[Haskell-beginners] The Book

Emanuel Koczwara poczta at emanuelkoczwara.pl
Fri Feb 22 17:05:20 CET 2013


> No, because it would be bigger than you could lift and would contain a
> lot of stuff you probably don't care about (are you really interested
> in how Haskell interacts with category theory?  As a working
> programmer, are you interested in exploring the outer corners of type
> theory?)

  I know "Learn You a Haskell" and "Real World Haskell". They are very
helpful, but there is number of topics not covered by these books.

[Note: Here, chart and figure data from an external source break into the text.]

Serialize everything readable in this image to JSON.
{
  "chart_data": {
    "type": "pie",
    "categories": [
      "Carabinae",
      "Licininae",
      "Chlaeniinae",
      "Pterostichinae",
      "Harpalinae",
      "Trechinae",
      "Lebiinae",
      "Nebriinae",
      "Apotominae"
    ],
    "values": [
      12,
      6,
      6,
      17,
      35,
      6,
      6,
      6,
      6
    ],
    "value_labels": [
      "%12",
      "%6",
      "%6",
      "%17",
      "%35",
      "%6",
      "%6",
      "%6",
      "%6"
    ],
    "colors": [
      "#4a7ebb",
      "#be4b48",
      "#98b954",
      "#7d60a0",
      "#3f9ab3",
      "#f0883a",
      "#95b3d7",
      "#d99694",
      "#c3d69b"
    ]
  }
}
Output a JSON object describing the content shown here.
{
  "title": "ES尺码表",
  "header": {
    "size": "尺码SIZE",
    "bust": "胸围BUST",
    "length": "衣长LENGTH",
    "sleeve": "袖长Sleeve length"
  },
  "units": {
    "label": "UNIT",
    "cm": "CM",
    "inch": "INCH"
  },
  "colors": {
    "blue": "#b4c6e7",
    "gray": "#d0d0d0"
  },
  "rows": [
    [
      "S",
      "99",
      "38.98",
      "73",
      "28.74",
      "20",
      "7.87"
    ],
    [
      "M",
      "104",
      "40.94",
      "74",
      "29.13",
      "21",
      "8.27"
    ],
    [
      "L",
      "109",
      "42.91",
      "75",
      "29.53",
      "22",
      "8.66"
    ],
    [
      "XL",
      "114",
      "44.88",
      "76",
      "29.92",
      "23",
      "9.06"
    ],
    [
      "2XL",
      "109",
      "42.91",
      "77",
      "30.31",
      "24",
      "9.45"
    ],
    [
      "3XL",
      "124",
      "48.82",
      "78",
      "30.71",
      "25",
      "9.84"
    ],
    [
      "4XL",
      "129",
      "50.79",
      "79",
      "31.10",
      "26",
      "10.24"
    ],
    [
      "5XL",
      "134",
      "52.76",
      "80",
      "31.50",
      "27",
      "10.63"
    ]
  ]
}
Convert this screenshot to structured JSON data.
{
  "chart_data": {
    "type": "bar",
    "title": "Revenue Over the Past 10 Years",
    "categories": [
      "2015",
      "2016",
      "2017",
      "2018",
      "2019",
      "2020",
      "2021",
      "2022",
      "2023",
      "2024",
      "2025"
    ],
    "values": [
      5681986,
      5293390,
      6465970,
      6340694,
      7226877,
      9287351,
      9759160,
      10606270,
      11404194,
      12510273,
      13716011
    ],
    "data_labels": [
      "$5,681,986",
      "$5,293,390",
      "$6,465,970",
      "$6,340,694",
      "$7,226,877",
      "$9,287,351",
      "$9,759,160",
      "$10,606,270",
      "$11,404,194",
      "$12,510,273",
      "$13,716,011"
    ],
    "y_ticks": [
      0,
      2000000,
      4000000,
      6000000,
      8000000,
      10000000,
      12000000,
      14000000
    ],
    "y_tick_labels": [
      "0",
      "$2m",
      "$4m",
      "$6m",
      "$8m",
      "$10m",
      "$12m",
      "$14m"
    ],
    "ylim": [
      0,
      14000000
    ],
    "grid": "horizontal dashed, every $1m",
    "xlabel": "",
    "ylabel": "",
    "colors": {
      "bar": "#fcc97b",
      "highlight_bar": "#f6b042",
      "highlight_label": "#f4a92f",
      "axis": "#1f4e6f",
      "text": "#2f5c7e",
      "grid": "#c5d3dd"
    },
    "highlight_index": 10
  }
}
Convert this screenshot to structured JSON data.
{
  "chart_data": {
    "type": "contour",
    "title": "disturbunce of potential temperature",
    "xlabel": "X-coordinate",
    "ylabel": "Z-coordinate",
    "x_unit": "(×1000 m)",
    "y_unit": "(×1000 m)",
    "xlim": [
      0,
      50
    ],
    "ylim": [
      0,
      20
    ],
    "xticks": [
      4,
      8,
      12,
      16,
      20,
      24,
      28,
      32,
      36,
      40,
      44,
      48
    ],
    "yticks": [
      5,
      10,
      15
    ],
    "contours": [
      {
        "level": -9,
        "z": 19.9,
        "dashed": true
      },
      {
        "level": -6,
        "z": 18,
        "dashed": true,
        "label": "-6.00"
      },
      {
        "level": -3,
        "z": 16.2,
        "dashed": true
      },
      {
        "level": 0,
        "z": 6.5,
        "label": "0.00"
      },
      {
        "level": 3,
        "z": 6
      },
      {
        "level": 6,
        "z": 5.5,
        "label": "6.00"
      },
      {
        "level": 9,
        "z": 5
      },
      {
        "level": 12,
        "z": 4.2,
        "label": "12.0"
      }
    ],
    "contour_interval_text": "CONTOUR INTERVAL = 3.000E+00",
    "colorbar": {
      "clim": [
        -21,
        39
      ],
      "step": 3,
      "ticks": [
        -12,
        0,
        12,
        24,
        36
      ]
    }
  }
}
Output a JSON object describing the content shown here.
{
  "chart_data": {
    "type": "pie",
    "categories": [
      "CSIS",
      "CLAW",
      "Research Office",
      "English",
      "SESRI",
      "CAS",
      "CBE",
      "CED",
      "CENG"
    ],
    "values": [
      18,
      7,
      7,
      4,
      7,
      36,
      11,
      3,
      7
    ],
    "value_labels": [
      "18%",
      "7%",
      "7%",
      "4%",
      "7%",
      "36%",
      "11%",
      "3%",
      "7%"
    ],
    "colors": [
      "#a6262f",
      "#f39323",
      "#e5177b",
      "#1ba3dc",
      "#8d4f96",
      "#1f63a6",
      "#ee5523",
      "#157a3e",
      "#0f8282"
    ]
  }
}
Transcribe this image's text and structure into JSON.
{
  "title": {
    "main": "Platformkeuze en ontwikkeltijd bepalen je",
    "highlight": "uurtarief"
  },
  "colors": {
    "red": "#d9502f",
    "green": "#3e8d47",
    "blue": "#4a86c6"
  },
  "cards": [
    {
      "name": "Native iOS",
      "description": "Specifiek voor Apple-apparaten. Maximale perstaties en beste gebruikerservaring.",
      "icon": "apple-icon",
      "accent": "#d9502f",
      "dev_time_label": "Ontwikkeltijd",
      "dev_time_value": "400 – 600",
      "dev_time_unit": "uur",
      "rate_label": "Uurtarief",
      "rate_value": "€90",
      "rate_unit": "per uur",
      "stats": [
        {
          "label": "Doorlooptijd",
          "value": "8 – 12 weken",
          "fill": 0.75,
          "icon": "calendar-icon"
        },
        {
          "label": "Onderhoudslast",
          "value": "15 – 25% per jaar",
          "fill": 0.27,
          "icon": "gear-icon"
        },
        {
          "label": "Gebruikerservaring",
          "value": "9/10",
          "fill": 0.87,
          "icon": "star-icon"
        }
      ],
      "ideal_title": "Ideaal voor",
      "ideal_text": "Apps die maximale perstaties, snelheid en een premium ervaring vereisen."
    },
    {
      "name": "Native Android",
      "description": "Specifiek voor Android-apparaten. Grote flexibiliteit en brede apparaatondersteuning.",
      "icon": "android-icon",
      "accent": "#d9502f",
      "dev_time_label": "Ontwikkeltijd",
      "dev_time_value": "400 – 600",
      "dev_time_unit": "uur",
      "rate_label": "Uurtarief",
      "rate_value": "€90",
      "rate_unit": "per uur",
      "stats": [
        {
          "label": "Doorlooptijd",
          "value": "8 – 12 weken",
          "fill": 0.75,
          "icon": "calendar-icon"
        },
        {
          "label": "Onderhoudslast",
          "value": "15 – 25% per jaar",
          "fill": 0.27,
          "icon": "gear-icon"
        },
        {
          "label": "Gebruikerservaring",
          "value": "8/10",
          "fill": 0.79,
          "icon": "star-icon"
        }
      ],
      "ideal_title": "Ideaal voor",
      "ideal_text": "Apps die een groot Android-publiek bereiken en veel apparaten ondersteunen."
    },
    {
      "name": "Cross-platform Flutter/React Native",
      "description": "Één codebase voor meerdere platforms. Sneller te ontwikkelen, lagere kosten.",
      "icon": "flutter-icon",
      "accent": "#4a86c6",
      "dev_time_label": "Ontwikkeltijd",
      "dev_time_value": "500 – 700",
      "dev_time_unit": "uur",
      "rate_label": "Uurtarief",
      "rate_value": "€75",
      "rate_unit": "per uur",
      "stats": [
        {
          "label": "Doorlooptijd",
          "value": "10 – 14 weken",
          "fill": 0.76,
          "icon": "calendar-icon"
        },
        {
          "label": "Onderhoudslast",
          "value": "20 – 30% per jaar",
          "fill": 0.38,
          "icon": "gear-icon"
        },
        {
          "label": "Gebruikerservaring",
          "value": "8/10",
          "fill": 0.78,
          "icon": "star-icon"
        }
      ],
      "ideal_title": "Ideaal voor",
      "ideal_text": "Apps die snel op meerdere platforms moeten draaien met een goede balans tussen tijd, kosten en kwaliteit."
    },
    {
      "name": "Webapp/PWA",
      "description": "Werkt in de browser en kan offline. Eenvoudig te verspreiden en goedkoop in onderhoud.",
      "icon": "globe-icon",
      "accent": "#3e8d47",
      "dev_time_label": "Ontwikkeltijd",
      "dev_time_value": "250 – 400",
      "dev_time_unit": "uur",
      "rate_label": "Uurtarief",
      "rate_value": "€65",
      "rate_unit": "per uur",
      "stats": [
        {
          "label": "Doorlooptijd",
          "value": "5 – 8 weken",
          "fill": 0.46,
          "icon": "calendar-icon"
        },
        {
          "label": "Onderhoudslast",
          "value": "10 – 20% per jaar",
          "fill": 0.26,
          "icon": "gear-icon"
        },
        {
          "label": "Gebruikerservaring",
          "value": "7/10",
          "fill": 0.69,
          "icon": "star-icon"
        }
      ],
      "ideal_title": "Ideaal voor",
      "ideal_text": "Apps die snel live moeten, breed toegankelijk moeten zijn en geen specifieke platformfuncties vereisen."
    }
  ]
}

  I want to learn Haskell in finite time, but having infinite number of
resources will not help (books, wiki pages, tutorials, blogs, articles,
I'm probably overestimating, but this is how it looks from beginner

  After "Learn You a Haskell" and "Real World Haskell" I was jumping
from topic to topic at Wiki. And it blows my mind, I don't know what I
don't know, and this is very bad. So I have a list of topics that I'm
aware of, and I need to study them:

Continuation passing style
Existentially quantified types
Generalised algebraic data-types
Functional reactive programming
Data structures (not lists, not maps and not binary trees, data
structures in general)
Dynamic types
Heterogenous collections
Phantom types
Template Haskell
Functional dependencies

  But I'm afraid that many things will be untouched with that approach.
For example I've found that map :: (a -> b) -> [a] -> [b] is really
map :: forall a b. (a -> b) -> [a] -> [b], I've found ~ (in pattern
matching) and I've found a way to set a field with record syntax (val
{ feld1 = 'a', field2 = 0}). All this by clicking random links on wiki
and google. The problem is, I don't have a roadmap. I was looking for a
book that describes all what I need to know, and it points out
everything what I need or could learn.

  If such a book doesn't exist, where can I find a list (finite) of
"must read" resources to fully understund Haskell (or at last in 80%)?